Face à la flambée de l'immobilier, construire soi-même sa maison en bois peut apparaître comme une solution séduisante aux yeux de propriétaires dotés d'un petit budget. Le projet est pourtant loin d'être simple, avertit LOIC DE SAINT QUENTIN, secrétaire général de l'association française des constructeurs bois.
Loïc de Saint-Quentin : Contrairement à ce que
beaucoup de gens pensent, c'est pas évident de construire soi-même
sa maison. Les gens s'imaginent que c'est quelque chose de facile.
Or la construction d'une maison en bois demande énormément de
rigueur, beaucoup de compétences et ne s'improvise pas.
Même un bricoleur éclairé, on ne peut pas lui conseiller de se
lancer dans ce genre d'aventure, parce qu'il risque très vite de...
de voir les contraintes qui lui sont imposées pour une réalisation
de qualité. Je vais vous donner un exemple tout récent : des gens
qui s'étaient lancés dans de l'autoconstruction n'avaient pas prévu
les murs de refends et la maison, au premier coup de vent, s'est
retrouvée par terre.
Sans une véritable expérience de chaque corps de métier, les risques sont en effet nombreux : mauvaise étanchéité à l'eau ou à l'air, risque d'affaissement ou de contreventement insuffisant, sans parler des problèmes d'assemblage. JULIEN CHAUZIT, fondateur de Mio'Terr, constructeur de maisons bio-climatiques, nous décrit l'un des écueils classiques de l'autoconstruction.
Julien Chauzit : Ca, c'est rigolo, on a des
clients qui des fois nous disent : regardez, vous êtes trop court
là, vous avez oublié de finir là, c'est trop court, ça repose pas.
Regardez ici là, on a mal bossé, regardez.
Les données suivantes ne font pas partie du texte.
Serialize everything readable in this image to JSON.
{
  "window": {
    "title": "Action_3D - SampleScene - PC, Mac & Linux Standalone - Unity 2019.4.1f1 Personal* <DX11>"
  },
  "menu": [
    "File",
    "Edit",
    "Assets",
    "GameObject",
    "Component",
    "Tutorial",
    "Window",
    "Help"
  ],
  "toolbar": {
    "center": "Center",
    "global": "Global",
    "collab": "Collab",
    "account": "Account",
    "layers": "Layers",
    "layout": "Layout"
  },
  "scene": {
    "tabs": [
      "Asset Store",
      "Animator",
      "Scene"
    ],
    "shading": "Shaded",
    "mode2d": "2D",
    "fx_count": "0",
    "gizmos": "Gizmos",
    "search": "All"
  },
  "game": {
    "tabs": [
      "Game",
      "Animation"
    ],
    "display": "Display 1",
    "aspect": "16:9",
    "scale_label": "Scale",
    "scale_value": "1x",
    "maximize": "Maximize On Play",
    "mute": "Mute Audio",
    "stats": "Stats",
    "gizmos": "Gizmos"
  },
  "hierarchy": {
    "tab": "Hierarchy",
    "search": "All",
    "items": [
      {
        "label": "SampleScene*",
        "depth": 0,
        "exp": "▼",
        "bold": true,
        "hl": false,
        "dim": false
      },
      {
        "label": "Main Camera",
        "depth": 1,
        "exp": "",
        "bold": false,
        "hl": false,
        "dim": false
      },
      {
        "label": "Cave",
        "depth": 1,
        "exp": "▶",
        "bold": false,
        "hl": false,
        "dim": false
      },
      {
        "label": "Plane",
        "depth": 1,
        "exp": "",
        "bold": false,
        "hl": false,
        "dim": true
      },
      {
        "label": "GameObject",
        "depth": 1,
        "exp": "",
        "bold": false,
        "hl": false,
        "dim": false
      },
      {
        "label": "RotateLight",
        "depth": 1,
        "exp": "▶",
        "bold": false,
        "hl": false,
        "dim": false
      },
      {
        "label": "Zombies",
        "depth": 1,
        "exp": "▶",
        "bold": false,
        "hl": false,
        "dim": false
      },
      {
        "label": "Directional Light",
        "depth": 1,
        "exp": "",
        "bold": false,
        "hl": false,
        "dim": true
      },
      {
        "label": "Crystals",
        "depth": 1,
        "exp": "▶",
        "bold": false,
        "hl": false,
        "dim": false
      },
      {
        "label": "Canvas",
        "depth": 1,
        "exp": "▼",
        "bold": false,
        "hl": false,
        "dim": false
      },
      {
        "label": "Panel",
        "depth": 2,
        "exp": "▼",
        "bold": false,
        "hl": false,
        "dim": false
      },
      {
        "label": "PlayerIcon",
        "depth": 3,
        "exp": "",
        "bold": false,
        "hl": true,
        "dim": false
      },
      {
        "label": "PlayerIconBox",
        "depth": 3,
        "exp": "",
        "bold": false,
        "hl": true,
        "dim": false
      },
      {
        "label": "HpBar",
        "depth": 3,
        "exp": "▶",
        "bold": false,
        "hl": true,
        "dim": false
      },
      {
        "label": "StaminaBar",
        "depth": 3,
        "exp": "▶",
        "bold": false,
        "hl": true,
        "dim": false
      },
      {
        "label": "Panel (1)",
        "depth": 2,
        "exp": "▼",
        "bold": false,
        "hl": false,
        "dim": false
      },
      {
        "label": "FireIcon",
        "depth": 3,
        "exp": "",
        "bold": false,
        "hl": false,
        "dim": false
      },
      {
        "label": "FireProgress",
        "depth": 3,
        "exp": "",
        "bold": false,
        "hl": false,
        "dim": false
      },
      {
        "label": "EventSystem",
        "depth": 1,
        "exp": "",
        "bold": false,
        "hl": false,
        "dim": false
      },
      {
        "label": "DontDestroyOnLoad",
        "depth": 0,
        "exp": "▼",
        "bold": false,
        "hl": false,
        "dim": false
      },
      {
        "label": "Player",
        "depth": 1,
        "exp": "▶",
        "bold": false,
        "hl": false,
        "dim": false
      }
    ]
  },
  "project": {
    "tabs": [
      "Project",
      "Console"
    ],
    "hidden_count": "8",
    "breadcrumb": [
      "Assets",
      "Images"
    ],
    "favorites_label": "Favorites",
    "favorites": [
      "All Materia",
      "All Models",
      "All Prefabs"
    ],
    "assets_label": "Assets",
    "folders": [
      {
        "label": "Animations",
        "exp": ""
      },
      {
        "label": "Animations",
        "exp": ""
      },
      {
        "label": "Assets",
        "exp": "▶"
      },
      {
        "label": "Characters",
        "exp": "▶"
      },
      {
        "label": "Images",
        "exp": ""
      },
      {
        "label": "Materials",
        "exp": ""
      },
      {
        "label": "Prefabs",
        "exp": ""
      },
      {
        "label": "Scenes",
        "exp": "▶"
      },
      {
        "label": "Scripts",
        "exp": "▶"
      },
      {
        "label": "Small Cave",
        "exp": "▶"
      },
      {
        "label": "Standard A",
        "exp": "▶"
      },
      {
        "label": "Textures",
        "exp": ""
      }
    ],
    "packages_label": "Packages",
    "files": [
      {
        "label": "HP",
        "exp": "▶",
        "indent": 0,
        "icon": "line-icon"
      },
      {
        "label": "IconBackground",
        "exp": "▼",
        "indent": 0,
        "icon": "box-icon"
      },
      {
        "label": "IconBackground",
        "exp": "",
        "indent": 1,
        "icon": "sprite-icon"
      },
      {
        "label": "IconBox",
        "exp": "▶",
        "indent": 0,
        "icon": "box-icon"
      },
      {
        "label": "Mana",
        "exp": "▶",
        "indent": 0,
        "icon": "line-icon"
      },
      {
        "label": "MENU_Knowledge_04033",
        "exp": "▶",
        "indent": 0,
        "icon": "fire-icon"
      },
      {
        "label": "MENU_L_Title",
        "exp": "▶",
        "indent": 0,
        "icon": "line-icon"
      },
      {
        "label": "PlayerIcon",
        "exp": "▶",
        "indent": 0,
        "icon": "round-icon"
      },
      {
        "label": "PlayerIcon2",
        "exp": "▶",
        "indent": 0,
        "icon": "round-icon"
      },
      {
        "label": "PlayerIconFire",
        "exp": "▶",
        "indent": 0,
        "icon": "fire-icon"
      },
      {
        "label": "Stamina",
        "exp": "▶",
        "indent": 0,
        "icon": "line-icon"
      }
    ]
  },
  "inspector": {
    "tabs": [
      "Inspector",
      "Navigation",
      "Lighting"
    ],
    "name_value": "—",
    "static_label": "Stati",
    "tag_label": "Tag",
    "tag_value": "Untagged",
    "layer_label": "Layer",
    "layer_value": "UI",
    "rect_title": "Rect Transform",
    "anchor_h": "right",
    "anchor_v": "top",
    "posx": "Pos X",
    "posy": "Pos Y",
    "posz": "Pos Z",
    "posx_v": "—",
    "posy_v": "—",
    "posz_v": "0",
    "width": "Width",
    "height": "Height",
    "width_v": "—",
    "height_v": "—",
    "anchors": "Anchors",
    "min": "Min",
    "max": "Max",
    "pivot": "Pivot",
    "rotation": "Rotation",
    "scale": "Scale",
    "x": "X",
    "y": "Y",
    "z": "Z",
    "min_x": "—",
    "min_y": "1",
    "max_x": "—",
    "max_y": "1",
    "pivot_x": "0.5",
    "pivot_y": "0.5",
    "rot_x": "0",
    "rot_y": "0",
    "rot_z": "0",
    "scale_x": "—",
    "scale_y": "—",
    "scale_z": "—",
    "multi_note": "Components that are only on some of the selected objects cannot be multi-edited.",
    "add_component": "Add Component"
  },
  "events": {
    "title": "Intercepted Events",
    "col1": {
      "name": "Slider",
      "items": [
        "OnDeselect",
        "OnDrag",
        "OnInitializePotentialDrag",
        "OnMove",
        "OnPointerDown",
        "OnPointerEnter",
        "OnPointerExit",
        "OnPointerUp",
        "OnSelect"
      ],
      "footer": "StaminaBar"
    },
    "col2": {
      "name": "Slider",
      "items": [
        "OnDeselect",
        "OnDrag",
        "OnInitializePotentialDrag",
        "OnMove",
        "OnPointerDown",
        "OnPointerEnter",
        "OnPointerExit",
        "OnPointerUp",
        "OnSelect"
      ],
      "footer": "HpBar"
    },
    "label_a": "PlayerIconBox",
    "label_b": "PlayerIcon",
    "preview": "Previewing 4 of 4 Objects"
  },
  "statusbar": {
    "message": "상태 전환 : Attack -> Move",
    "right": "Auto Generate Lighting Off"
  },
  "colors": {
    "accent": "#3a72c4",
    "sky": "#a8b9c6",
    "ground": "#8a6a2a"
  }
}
Il y a un jour ici. Et
bien ça, c'est fait exprès. Pourquoi? Parce que la goutte d'eau, et
bien il faut qu'elle puisse circuler librement. Ici elle va
descendre sur le regingot et ça va éviter qu'elle remonte dans le
fil du bois.
Donc ça, effectivement, c'est une information, ces 5 millimètres,
si on ne connaît pas, par manque d'expérience, ou on a peut-être
pas lu la bonne information, parce qu'il y a différentes façons de
faire, pas de problème, pas de sinistre. Le bois repose sur l'eau
qui est récupérée en bas des bavettes et puis dans quelques années
l'humidité remonte, ça va commencer par des champignons, puis ça
peut aller jusqu'à des problèmes de structure.
Le constructeur a une vision globale, donc effectivement il va
avoir besoin de maîtriser les interfaces entre les différents lots
et il va anticiper dès le premier lot les besoins nécessités
réglementaires ou les besoins du particulier sur les derniers lots,
qui peuvent être les fluides ou les cloisons, ou toute la partie
second oeuvre. Et ça, effectivement, ça se conçoit dès le départ du
projet.
En autoconstruction, on se retrouve souvent à concevoir le projet
pendant la construction, construction qui est assez longue, qui va
durer 2 ans, 3 ans, dans certains cas même 4 ans, on a déjà vu ça,
alors que nous, on a plutôt des projets, une fois qu'ils sont
conçus on démarre les chantiers et en moins de six mois ils sont
livrés.
Autre inconvénient de l'autoconstruction : l'absence d'assurance, qui engendre des difficultés en cas de vente. Gérant du cabinet HD Courtage, HERVE DEFER nous en explique la raison.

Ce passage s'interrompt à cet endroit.